The Victim sits around in bars and coffee shops with other generally-dissatisfied critics, exchanging snarky comments and praising himself for his snide intelligence and the way he "sees through" all the "hype." And the theater critic always forgets that, without the actor, he's out of work.

In my experience, the most successful employees have an Entrepreneurial attitude. They always seem to consider that they are in business for themselves, even if they have the traditional employment arrangement with a company in which they enjoy no ownership. Owner or not, the Entrepreneur works her job as if she owned the company, and they were her assets on the line every day. Entrepreneurs take bold actions - actions their less-Entrepreneurial co-workers often see as risky - with an undominable positivity and lots of energy. They work unpaid overtime, and if the boss asks why, they make a little joke of it by saying something like "Well, I decided to run a special this week on my labor, and I hope you'll be pleased and keep me employed." Can you picture the Victim-type ever doing or saying such things?
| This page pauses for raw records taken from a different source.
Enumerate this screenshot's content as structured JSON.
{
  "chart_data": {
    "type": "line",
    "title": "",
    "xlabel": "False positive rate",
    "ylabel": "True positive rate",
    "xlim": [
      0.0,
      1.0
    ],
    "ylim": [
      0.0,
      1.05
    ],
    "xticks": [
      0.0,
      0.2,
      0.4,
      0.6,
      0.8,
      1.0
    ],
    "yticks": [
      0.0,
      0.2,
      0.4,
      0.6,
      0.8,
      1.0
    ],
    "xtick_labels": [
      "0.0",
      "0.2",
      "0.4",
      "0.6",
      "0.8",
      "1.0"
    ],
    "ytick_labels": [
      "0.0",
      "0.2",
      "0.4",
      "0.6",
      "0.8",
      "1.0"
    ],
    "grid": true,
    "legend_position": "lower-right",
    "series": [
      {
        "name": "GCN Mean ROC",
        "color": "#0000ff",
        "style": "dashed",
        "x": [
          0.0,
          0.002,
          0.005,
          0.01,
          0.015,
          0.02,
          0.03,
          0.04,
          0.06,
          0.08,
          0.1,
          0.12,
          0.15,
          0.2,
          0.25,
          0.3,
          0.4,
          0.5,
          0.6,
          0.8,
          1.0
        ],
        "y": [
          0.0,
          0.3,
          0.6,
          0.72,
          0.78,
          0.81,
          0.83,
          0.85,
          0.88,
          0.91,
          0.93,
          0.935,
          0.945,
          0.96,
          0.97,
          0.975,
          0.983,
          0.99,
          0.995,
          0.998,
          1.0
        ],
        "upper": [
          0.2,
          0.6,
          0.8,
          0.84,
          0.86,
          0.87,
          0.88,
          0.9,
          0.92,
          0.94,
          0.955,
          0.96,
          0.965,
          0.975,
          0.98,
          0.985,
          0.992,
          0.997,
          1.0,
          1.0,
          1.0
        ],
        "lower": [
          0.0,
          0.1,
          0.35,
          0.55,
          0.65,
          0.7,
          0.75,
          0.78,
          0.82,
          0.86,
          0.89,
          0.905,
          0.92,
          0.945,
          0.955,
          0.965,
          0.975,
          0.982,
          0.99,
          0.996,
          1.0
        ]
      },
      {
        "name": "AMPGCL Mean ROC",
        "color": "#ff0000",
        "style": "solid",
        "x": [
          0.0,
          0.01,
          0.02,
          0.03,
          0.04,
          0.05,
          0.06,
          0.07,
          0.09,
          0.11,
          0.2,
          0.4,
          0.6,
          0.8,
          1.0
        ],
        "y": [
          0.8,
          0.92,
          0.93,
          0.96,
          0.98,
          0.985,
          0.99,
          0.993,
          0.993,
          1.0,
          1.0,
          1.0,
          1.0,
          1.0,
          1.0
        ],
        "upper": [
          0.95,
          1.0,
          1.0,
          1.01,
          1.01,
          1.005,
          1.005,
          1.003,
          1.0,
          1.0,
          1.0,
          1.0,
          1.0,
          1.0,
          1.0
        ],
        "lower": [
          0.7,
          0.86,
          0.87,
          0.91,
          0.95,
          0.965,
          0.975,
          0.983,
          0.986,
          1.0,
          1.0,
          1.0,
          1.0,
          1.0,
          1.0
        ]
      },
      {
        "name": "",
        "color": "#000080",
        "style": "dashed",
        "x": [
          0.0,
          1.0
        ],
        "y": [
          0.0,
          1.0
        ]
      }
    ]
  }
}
Entrepreneurs are Adventure Capitalists. To them, most of whom own a business, the opportunity to create a viable commercial concern - to find and keep happy customers - is the great adventure of life. Like almost all famous businesspeople of all time, they fail time and time again, but never lose that spirit of adventure that tells them they'll hit it big one day.


Don't lose heart. Stay bold. Times are tough, but every time they are, some people get rich. And those people are the Entrepreneurs who refuse to let their inner Victim steal their optimism. They're the Adventure Capitalists, and they (you!) will lead us to the better times ahead.